I'd suggest, contriwise, that without overweaning personal beliefs and motives,--and THEORIES. There'd hardly be any progress at all in science. The universe has a relatively infinite supply of data impinging on us all the time, all of which could be explained in an infinite number of ways. If experimentation wasn't directed by theories, we ought just as well look at the infinite supply of data to be had for free, instead of paying mega- bucks to chivvy it out from obscure corners of the universe.

as long as a rational methodology is employed.

Like, say, methodically looking for examples of unobtainable complexity, or gaps in fossil records in natural phenomenon?

I have nothing against SETI and nothing against the concept of ID.

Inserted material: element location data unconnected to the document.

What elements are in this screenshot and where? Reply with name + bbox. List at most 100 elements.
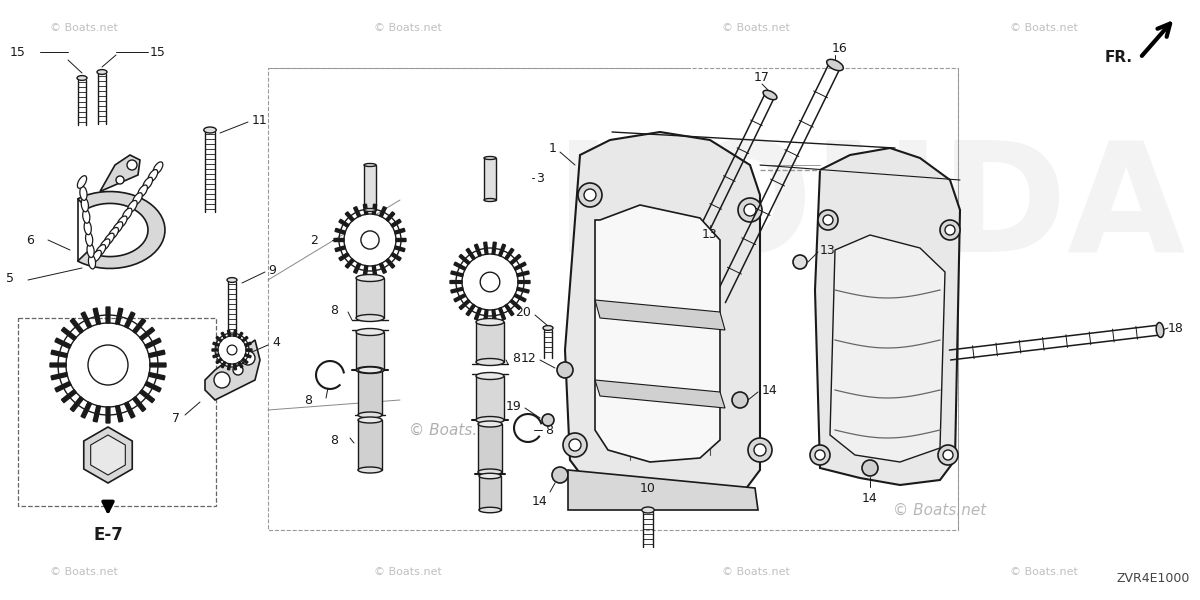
Ellipse shape: [642, 507, 654, 513]
Circle shape: [818, 210, 838, 230]
Polygon shape: [335, 246, 346, 251]
Bar: [356, 278, 384, 318]
Circle shape: [88, 345, 128, 385]
Circle shape: [946, 225, 955, 235]
Ellipse shape: [148, 170, 157, 182]
Ellipse shape: [476, 319, 504, 325]
Polygon shape: [505, 248, 514, 260]
Circle shape: [738, 198, 762, 222]
Ellipse shape: [827, 59, 844, 71]
Circle shape: [569, 439, 581, 451]
Circle shape: [94, 441, 122, 469]
Text: E-7: E-7: [94, 526, 122, 544]
Circle shape: [361, 231, 379, 249]
Ellipse shape: [108, 227, 119, 239]
Polygon shape: [595, 300, 725, 330]
Ellipse shape: [356, 367, 384, 373]
Circle shape: [754, 444, 766, 456]
Circle shape: [233, 365, 242, 375]
Polygon shape: [221, 362, 226, 368]
Polygon shape: [228, 330, 230, 337]
Polygon shape: [466, 304, 475, 316]
Polygon shape: [115, 308, 122, 325]
Bar: [476, 376, 504, 420]
Polygon shape: [106, 307, 110, 323]
Circle shape: [810, 445, 830, 465]
Ellipse shape: [356, 314, 384, 322]
Polygon shape: [454, 262, 466, 270]
Circle shape: [732, 392, 748, 408]
Circle shape: [462, 254, 518, 310]
Polygon shape: [78, 191, 164, 268]
Text: 1: 1: [550, 142, 557, 154]
Polygon shape: [335, 229, 346, 234]
Circle shape: [94, 350, 122, 380]
Circle shape: [214, 372, 230, 388]
Polygon shape: [145, 338, 161, 349]
Ellipse shape: [542, 326, 553, 331]
Polygon shape: [450, 281, 462, 283]
Text: © Boats.net: © Boats.net: [374, 23, 442, 33]
Polygon shape: [82, 312, 91, 328]
Polygon shape: [474, 308, 481, 320]
Polygon shape: [212, 354, 220, 358]
Circle shape: [344, 214, 396, 266]
Polygon shape: [346, 259, 354, 268]
Ellipse shape: [476, 416, 504, 424]
Polygon shape: [565, 132, 760, 495]
Text: 6: 6: [26, 233, 34, 247]
Polygon shape: [395, 229, 404, 234]
Polygon shape: [474, 244, 481, 256]
Ellipse shape: [91, 250, 101, 262]
Ellipse shape: [356, 329, 384, 335]
Circle shape: [938, 445, 958, 465]
Bar: [356, 332, 384, 370]
Ellipse shape: [104, 233, 114, 245]
Polygon shape: [510, 254, 521, 265]
Ellipse shape: [77, 176, 86, 188]
Polygon shape: [71, 397, 83, 412]
Polygon shape: [139, 328, 155, 340]
Text: 12: 12: [521, 352, 536, 364]
Ellipse shape: [97, 70, 107, 74]
Ellipse shape: [358, 412, 382, 418]
Text: 13: 13: [820, 244, 835, 257]
Polygon shape: [228, 364, 230, 370]
Circle shape: [127, 160, 137, 170]
Ellipse shape: [478, 469, 502, 475]
Ellipse shape: [85, 232, 92, 246]
Polygon shape: [125, 312, 134, 328]
Polygon shape: [372, 204, 377, 215]
Ellipse shape: [100, 239, 110, 251]
Polygon shape: [514, 262, 526, 270]
Ellipse shape: [227, 278, 238, 283]
Circle shape: [227, 345, 236, 355]
Ellipse shape: [204, 127, 216, 133]
Polygon shape: [50, 363, 66, 367]
Polygon shape: [386, 212, 395, 221]
Polygon shape: [234, 330, 236, 337]
Bar: [478, 424, 502, 472]
Polygon shape: [518, 281, 530, 283]
Polygon shape: [391, 219, 401, 227]
Ellipse shape: [479, 473, 502, 479]
Text: 14: 14: [762, 383, 778, 397]
Circle shape: [563, 433, 587, 457]
Polygon shape: [568, 470, 758, 510]
Polygon shape: [364, 265, 367, 276]
Polygon shape: [149, 373, 164, 380]
Text: 8: 8: [304, 394, 312, 407]
Polygon shape: [338, 219, 349, 227]
Ellipse shape: [143, 177, 152, 190]
Text: 8: 8: [330, 304, 338, 317]
Ellipse shape: [476, 358, 504, 365]
Text: 8: 8: [545, 424, 553, 437]
Text: 15: 15: [150, 46, 166, 58]
Polygon shape: [106, 407, 110, 423]
Polygon shape: [55, 382, 71, 392]
Circle shape: [793, 255, 808, 269]
Ellipse shape: [83, 209, 90, 223]
Polygon shape: [133, 319, 145, 334]
Polygon shape: [451, 271, 463, 277]
Ellipse shape: [113, 222, 122, 233]
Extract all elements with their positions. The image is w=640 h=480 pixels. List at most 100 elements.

I do. Not because I think either is wrong, but because I think both are highly likely to produce no useful experimental results in any timeframe I care about, and wasting terribly finite scientific resources in a world full of scientific problems with more potential bang for the buck, that presently are underfunded.

I do have something against ID advocates who ask for recognition before developing a rational research protocol.

Behe and Dembski aren't engaged in rational research? Their results may be flawed, but does that make them irrational? Were the scientists who accepted phrenology, fixsd continents, and the ether irrational? Or were they doing the best they could with what they had to look at, and the intellectual tools they were aware of?

The planetary probes are a separate issue from the radip astronomy search. I don't really understand biochemistry enough to comment on what is being done on planetary probes. I do follow them however, and I know that the results of the Viking probes are still not fully understood.

eh...? Just off hand, this doesn't seem responsive to what I wrote.

What this tells me is that you can't draw earth shaking conclusions from a single line of evidence. When you find something interesting you need to formulate hypoteheses about the cause, project expected data, and search for confirming or discomfirming evidence. If the hypothesis is out of the ordinary, it may take years or decades to build confidence in it.

So the new thesis is that longevity and variety of research makes ID not-science and SETI science? Now you're sneaking up on my thesis as to why SETI is a science and ID ain't.